Figures show that one in five children has tried vaping despite it being illegal for under-18s, while the number of children using vapes has tripled in the past three years.
E-cigs allow people to inhale nicotine in a vapour — which is produced by heating a liquid, which typically contains propylene glycol, glycerine, flavourings, and other chemicals.
Unlike traditional cigarettes, they do not contain tobacco, nor do they produce tar or carbon — two of the most dangerous elements.
Although widely viewed as safer than smoking, the long-term effects of vaping still remain a mystery.
Doctors have expressed fear there could be a wave of lung disease, dental issues and even cancer in the coming decades in people who took up the habit at a young age.
Last year leading paediatricians also warned children were being hospitalised with vaping-induced breathing difficulties amid a 'disturbing' youth vaping epidemic.
How much nicotine is in an e-cigarette?
There are many different brands of e-cigarettes, containing various different nicotine levels.
The legal amount of nicotine in an e-liquid capacity in the UK is 20mg/ml equating to between 600 and 800 puffs.
The Elf Bar 600, one of Britain's most popular vapes, is advertised as coming in nicotine strengths of 0mg, 10mg and 20mg.

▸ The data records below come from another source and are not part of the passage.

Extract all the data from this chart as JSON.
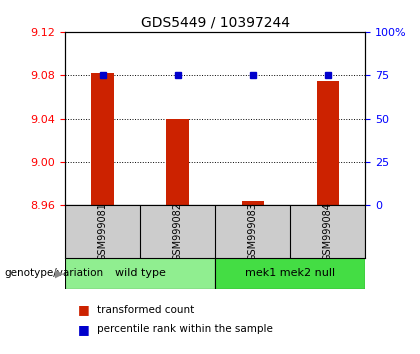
{
  "title": "GDS5449 / 10397244",
  "samples": [
    "GSM999081",
    "GSM999082",
    "GSM999083",
    "GSM999084"
  ],
  "red_values": [
    9.082,
    9.04,
    8.964,
    9.075
  ],
  "blue_values": [
    75,
    75,
    75,
    75
  ],
  "ylim_left": [
    8.96,
    9.12
  ],
  "ylim_right": [
    0,
    100
  ],
  "yticks_left": [
    8.96,
    9.0,
    9.04,
    9.08,
    9.12
  ],
  "yticks_right": [
    0,
    25,
    50,
    75,
    100
  ],
  "ytick_labels_right": [
    "0",
    "25",
    "50",
    "75",
    "100%"
  ],
  "groups": [
    {
      "label": "wild type",
      "samples": [
        0,
        1
      ],
      "color": "#90EE90"
    },
    {
      "label": "mek1 mek2 null",
      "samples": [
        2,
        3
      ],
      "color": "#44DD44"
    }
  ],
  "bar_color": "#CC2200",
  "marker_color": "#0000CC",
  "bg_color": "#FFFFFF",
  "plot_bg": "#FFFFFF",
  "genotype_label": "genotype/variation",
  "legend_items": [
    {
      "label": "transformed count",
      "color": "#CC2200"
    },
    {
      "label": "percentile rank within the sample",
      "color": "#0000CC"
    }
  ],
  "grid_color": "#000000"
}
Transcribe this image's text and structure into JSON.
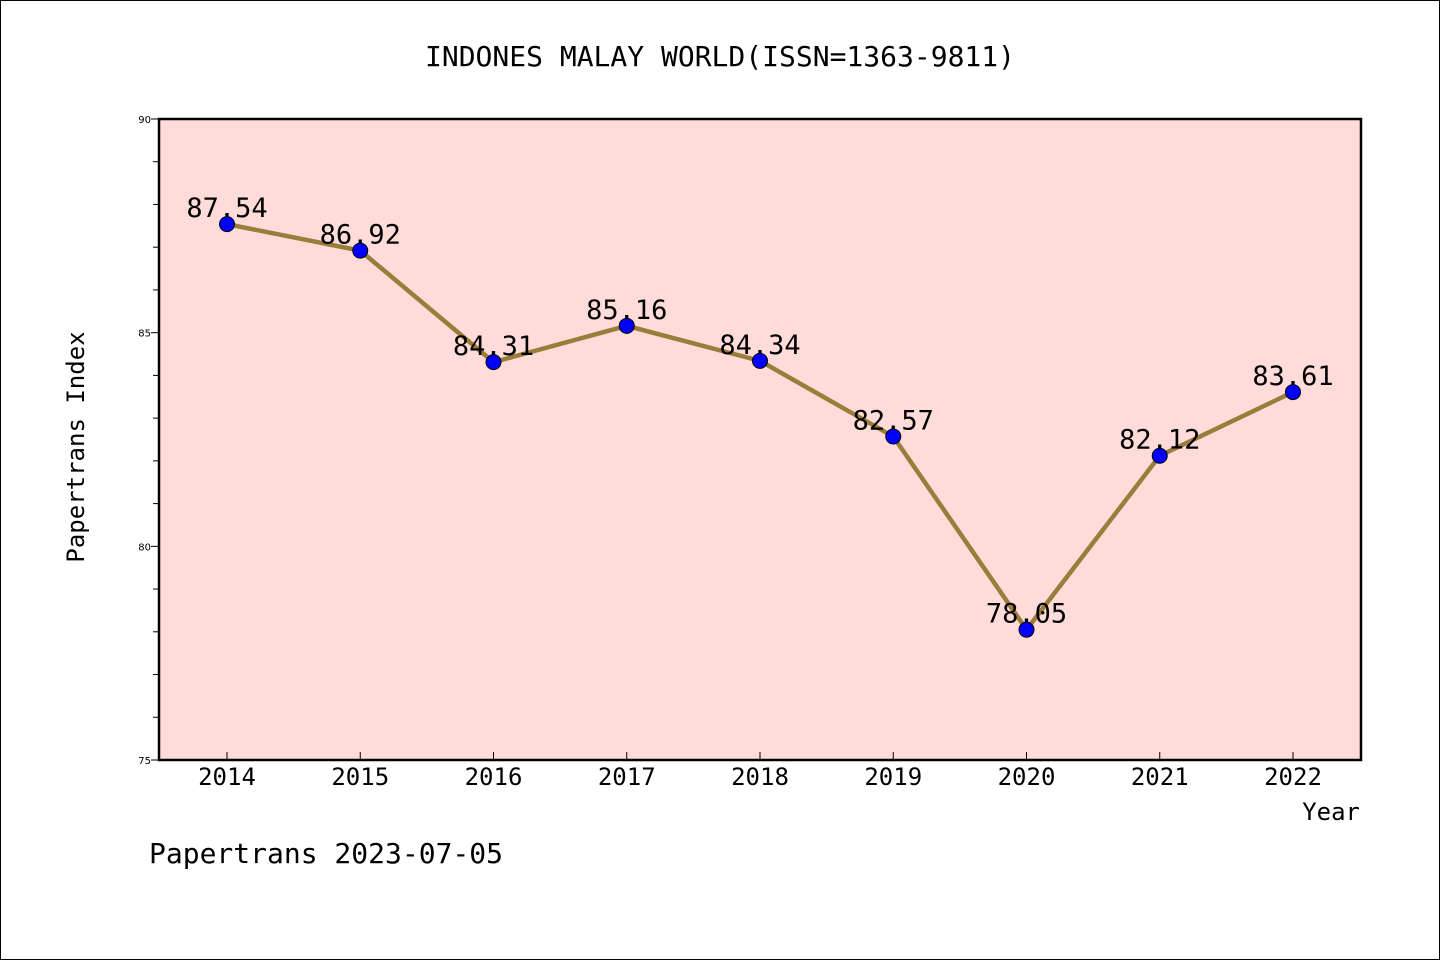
{
  "chart_data": {
    "type": "line",
    "title": "INDONES MALAY WORLD(ISSN=1363-9811)",
    "xlabel": "Year",
    "ylabel": "Papertrans Index",
    "footer": "Papertrans 2023-07-05",
    "categories": [
      "2014",
      "2015",
      "2016",
      "2017",
      "2018",
      "2019",
      "2020",
      "2021",
      "2022"
    ],
    "values": [
      87.54,
      86.92,
      84.31,
      85.16,
      84.34,
      82.57,
      78.05,
      82.12,
      83.61
    ],
    "data_labels": [
      "87.54",
      "86.92",
      "84.31",
      "85.16",
      "84.34",
      "82.57",
      "78.05",
      "82.12",
      "83.61"
    ],
    "y_ticks": [
      "75",
      "80",
      "85",
      "90"
    ],
    "ylim": [
      75,
      90
    ],
    "grid": false,
    "legend": "none",
    "colors": {
      "plot_background": "#FFDCDA",
      "line": "#9A7D3A",
      "marker": "#0000FF"
    }
  }
}
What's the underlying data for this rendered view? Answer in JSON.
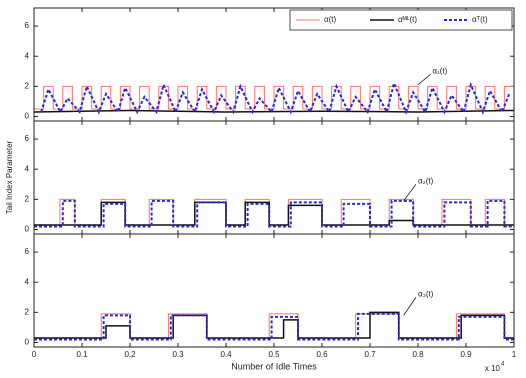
{
  "chart_data": [
    {
      "type": "line",
      "xlim": [
        0,
        1
      ],
      "ylim": [
        -0.3,
        7.2
      ],
      "yticks": [
        0,
        2,
        4,
        6
      ],
      "annotation": "α₁(t)",
      "legend": "upper right",
      "series": [
        {
          "name": "α(t)",
          "color": "#ff7070",
          "dash": "none",
          "width": 1,
          "x": [
            0,
            0.02,
            0.02,
            0.04,
            0.04,
            0.06,
            0.06,
            0.08,
            0.08,
            0.1,
            0.1,
            0.12,
            0.12,
            0.14,
            0.14,
            0.16,
            0.16,
            0.18,
            0.18,
            0.2,
            0.2,
            0.22,
            0.22,
            0.24,
            0.24,
            0.26,
            0.26,
            0.28,
            0.28,
            0.3,
            0.3,
            0.32,
            0.32,
            0.34,
            0.34,
            0.36,
            0.36,
            0.38,
            0.38,
            0.4,
            0.4,
            0.42,
            0.42,
            0.44,
            0.44,
            0.46,
            0.46,
            0.48,
            0.48,
            0.5,
            0.5,
            0.52,
            0.52,
            0.54,
            0.54,
            0.56,
            0.56,
            0.58,
            0.58,
            0.6,
            0.6,
            0.62,
            0.62,
            0.64,
            0.64,
            0.66,
            0.66,
            0.68,
            0.68,
            0.7,
            0.7,
            0.72,
            0.72,
            0.74,
            0.74,
            0.76,
            0.76,
            0.78,
            0.78,
            0.8,
            0.8,
            0.82,
            0.82,
            0.84,
            0.84,
            0.86,
            0.86,
            0.88,
            0.88,
            0.9,
            0.9,
            0.92,
            0.92,
            0.94,
            0.94,
            0.96,
            0.96,
            0.98,
            0.98,
            1
          ],
          "values": [
            0.5,
            0.5,
            2,
            2,
            0.5,
            0.5,
            2,
            2,
            0.5,
            0.5,
            2,
            2,
            0.5,
            0.5,
            2,
            2,
            0.5,
            0.5,
            2,
            2,
            0.5,
            0.5,
            2,
            2,
            0.5,
            0.5,
            2,
            2,
            0.5,
            0.5,
            2,
            2,
            0.5,
            0.5,
            2,
            2,
            0.5,
            0.5,
            2,
            2,
            0.5,
            0.5,
            2,
            2,
            0.5,
            0.5,
            2,
            2,
            0.5,
            0.5,
            2,
            2,
            0.5,
            0.5,
            2,
            2,
            0.5,
            0.5,
            2,
            2,
            0.5,
            0.5,
            2,
            2,
            0.5,
            0.5,
            2,
            2,
            0.5,
            0.5,
            2,
            2,
            0.5,
            0.5,
            2,
            2,
            0.5,
            0.5,
            2,
            2,
            0.5,
            0.5,
            2,
            2,
            0.5,
            0.5,
            2,
            2,
            0.5,
            0.5,
            2,
            2,
            0.5,
            0.5,
            2,
            2,
            0.5,
            0.5,
            2,
            2
          ]
        },
        {
          "name": "αᴹᴸ(t)",
          "color": "#111111",
          "dash": "none",
          "width": 1.5,
          "x": [
            0,
            0.2,
            0.4,
            0.6,
            0.8,
            1
          ],
          "values": [
            0.3,
            0.4,
            0.3,
            0.35,
            0.3,
            0.4
          ]
        },
        {
          "name": "αᵀ(t)",
          "color": "#2a2ad0",
          "dash": "3 2",
          "width": 2,
          "x": [
            0.015,
            0.03,
            0.055,
            0.07,
            0.095,
            0.11,
            0.135,
            0.15,
            0.175,
            0.19,
            0.215,
            0.23,
            0.255,
            0.27,
            0.295,
            0.31,
            0.335,
            0.35,
            0.375,
            0.39,
            0.415,
            0.43,
            0.455,
            0.47,
            0.495,
            0.51,
            0.535,
            0.55,
            0.575,
            0.59,
            0.615,
            0.63,
            0.655,
            0.67,
            0.695,
            0.71,
            0.735,
            0.75,
            0.775,
            0.79,
            0.815,
            0.83,
            0.855,
            0.87,
            0.895,
            0.91,
            0.935,
            0.95,
            0.975,
            0.99
          ],
          "values": [
            0.3,
            1.8,
            0.3,
            1.2,
            0.3,
            2.0,
            0.3,
            1.5,
            0.3,
            1.9,
            0.3,
            1.3,
            0.3,
            2.1,
            0.3,
            1.6,
            0.3,
            1.8,
            0.3,
            1.4,
            0.3,
            2.0,
            0.3,
            1.2,
            0.3,
            1.9,
            0.3,
            1.7,
            0.3,
            1.5,
            0.3,
            2.0,
            0.3,
            1.3,
            0.3,
            1.8,
            0.3,
            2.2,
            0.3,
            1.6,
            0.3,
            1.9,
            0.3,
            1.4,
            0.3,
            2.1,
            0.3,
            1.7,
            0.3,
            1.5
          ]
        }
      ]
    },
    {
      "type": "line",
      "xlim": [
        0,
        1
      ],
      "ylim": [
        -0.3,
        7.2
      ],
      "yticks": [
        0,
        2,
        4,
        6
      ],
      "annotation": "α₂(t)",
      "ylabel": "Tail Index Parameter",
      "series": [
        {
          "color": "#ff7070",
          "dash": "none",
          "width": 1,
          "x": [
            0,
            0.054,
            0.054,
            0.085,
            0.085,
            0.14,
            0.14,
            0.19,
            0.19,
            0.24,
            0.24,
            0.29,
            0.29,
            0.335,
            0.335,
            0.4,
            0.4,
            0.44,
            0.44,
            0.49,
            0.49,
            0.53,
            0.53,
            0.6,
            0.6,
            0.64,
            0.64,
            0.7,
            0.7,
            0.74,
            0.74,
            0.79,
            0.79,
            0.85,
            0.85,
            0.91,
            0.91,
            0.94,
            0.94,
            0.98,
            0.98,
            1
          ],
          "values": [
            0.3,
            0.3,
            2,
            2,
            0.3,
            0.3,
            2,
            2,
            0.3,
            0.3,
            2,
            2,
            0.3,
            0.3,
            2,
            2,
            0.3,
            0.3,
            2,
            2,
            0.3,
            0.3,
            2,
            2,
            0.3,
            0.3,
            2,
            2,
            0.3,
            0.3,
            2,
            2,
            0.3,
            0.3,
            2,
            2,
            0.3,
            0.3,
            2,
            2,
            0.3,
            0.3
          ]
        },
        {
          "color": "#111111",
          "dash": "none",
          "width": 1.5,
          "x": [
            0,
            0.14,
            0.14,
            0.19,
            0.19,
            0.335,
            0.335,
            0.4,
            0.4,
            0.44,
            0.44,
            0.49,
            0.49,
            0.53,
            0.53,
            0.6,
            0.6,
            0.74,
            0.74,
            0.79,
            0.79,
            1
          ],
          "values": [
            0.3,
            0.3,
            1.8,
            1.8,
            0.3,
            0.3,
            1.8,
            1.8,
            0.3,
            0.3,
            1.8,
            1.8,
            0.3,
            0.3,
            1.6,
            1.6,
            0.3,
            0.3,
            0.6,
            0.6,
            0.3,
            0.3
          ]
        },
        {
          "color": "#2a2ad0",
          "dash": "3 2",
          "width": 2,
          "x": [
            0,
            0.06,
            0.06,
            0.085,
            0.085,
            0.145,
            0.145,
            0.19,
            0.19,
            0.245,
            0.245,
            0.29,
            0.29,
            0.34,
            0.34,
            0.4,
            0.4,
            0.445,
            0.445,
            0.49,
            0.49,
            0.535,
            0.535,
            0.6,
            0.6,
            0.645,
            0.645,
            0.7,
            0.7,
            0.745,
            0.745,
            0.79,
            0.79,
            0.855,
            0.855,
            0.91,
            0.91,
            0.945,
            0.945,
            0.98,
            0.98,
            1
          ],
          "values": [
            0.2,
            0.2,
            1.9,
            1.9,
            0.2,
            0.2,
            1.7,
            1.7,
            0.2,
            0.2,
            1.9,
            1.9,
            0.2,
            0.2,
            1.8,
            1.8,
            0.2,
            0.2,
            1.7,
            1.7,
            0.2,
            0.2,
            1.8,
            1.8,
            0.2,
            0.2,
            1.7,
            1.7,
            0.2,
            0.2,
            1.9,
            1.9,
            0.2,
            0.2,
            1.8,
            1.8,
            0.2,
            0.2,
            1.9,
            1.9,
            0.2,
            0.2
          ]
        }
      ]
    },
    {
      "type": "line",
      "xlim": [
        0,
        1
      ],
      "ylim": [
        -0.3,
        7.2
      ],
      "yticks": [
        0,
        2,
        4,
        6
      ],
      "annotation": "α₃(t)",
      "xticks": [
        0,
        0.1,
        0.2,
        0.3,
        0.4,
        0.5,
        0.6,
        0.7,
        0.8,
        0.9,
        1
      ],
      "xlabel": "Number of Idle Times",
      "x_multiplier": "x 10",
      "x_multiplier_exp": "4",
      "series": [
        {
          "color": "#ff7070",
          "dash": "none",
          "width": 1,
          "x": [
            0,
            0.14,
            0.14,
            0.2,
            0.2,
            0.28,
            0.28,
            0.36,
            0.36,
            0.49,
            0.49,
            0.55,
            0.55,
            0.67,
            0.67,
            0.76,
            0.76,
            0.88,
            0.88,
            0.98,
            0.98,
            1
          ],
          "values": [
            0.3,
            0.3,
            1.9,
            1.9,
            0.3,
            0.3,
            1.9,
            1.9,
            0.3,
            0.3,
            1.9,
            1.9,
            0.3,
            0.3,
            1.9,
            1.9,
            0.3,
            0.3,
            1.9,
            1.9,
            0.3,
            0.3
          ]
        },
        {
          "color": "#111111",
          "dash": "none",
          "width": 1.5,
          "x": [
            0,
            0.15,
            0.15,
            0.2,
            0.2,
            0.29,
            0.29,
            0.36,
            0.36,
            0.52,
            0.52,
            0.55,
            0.55,
            0.7,
            0.7,
            0.76,
            0.76,
            0.89,
            0.89,
            0.98,
            0.98,
            1
          ],
          "values": [
            0.3,
            0.3,
            1.1,
            1.1,
            0.3,
            0.3,
            1.8,
            1.8,
            0.3,
            0.3,
            1.5,
            1.5,
            0.3,
            0.3,
            2,
            2,
            0.3,
            0.3,
            1.8,
            1.8,
            0.3,
            0.3
          ]
        },
        {
          "color": "#2a2ad0",
          "dash": "3 2",
          "width": 2,
          "x": [
            0,
            0.145,
            0.145,
            0.2,
            0.2,
            0.285,
            0.285,
            0.36,
            0.36,
            0.495,
            0.495,
            0.55,
            0.55,
            0.675,
            0.675,
            0.76,
            0.76,
            0.885,
            0.885,
            0.98,
            0.98,
            1
          ],
          "values": [
            0.2,
            0.2,
            1.8,
            1.8,
            0.2,
            0.2,
            1.8,
            1.8,
            0.2,
            0.2,
            1.7,
            1.7,
            0.2,
            0.2,
            1.9,
            1.9,
            0.2,
            0.2,
            1.7,
            1.7,
            0.2,
            0.2
          ]
        }
      ]
    }
  ]
}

How many cigarettes are 'in' an e-cigarette?
The Elf Bar 600 contains the equivalent to 48 cigarettes, analysts say.
It delivers 600 puffs before it needs to be thrown away, meaning, in theory, every 12.5 puffs equate to one cigarette.
Experts say for many e-cigarettes, 100 puffs equate to ten normal cigarettes.
Is vaping better for your health than cigarettes?
Vaping products are considered to be better than cigarettes as users are exposed to fewer toxins and at lower levels, according to the NHS.
The health service adds that vaping instead of smoking cigarettes reduces your exposure to toxins that can cause cancer, lung disease and diseases of the heart and circulation, such as strokes and heart attacks.
Public Health England, which is now defunct, published an expert independent review in 2015 concluding that e-cigarettes are around 95 per cent less harmful than cigarettes.
However vaping is not risk-free, as while levels in tobacco-products are much higher, e-cigarettes still contain harmful toxins, according to a study by researchers from the Medical University of Silesia in Poland.
And Dr Onkar Mudhar, a London dentist who posts videos on TikTok, said Elf bars can cause gum inflammation, swelling and bleeding.
He said this is because nicotine dries out your mouth and reduces saliva, causing irritation from a build-up of bacteria and food that can't get washed away.
Nearly 350 hospitalisations due to vaping were logged in England in 2022, which are thought to be mainly down to respiratory problems, such as shortness of breath, chest pain, lung inflammation and, in severe cases, respiratory failure.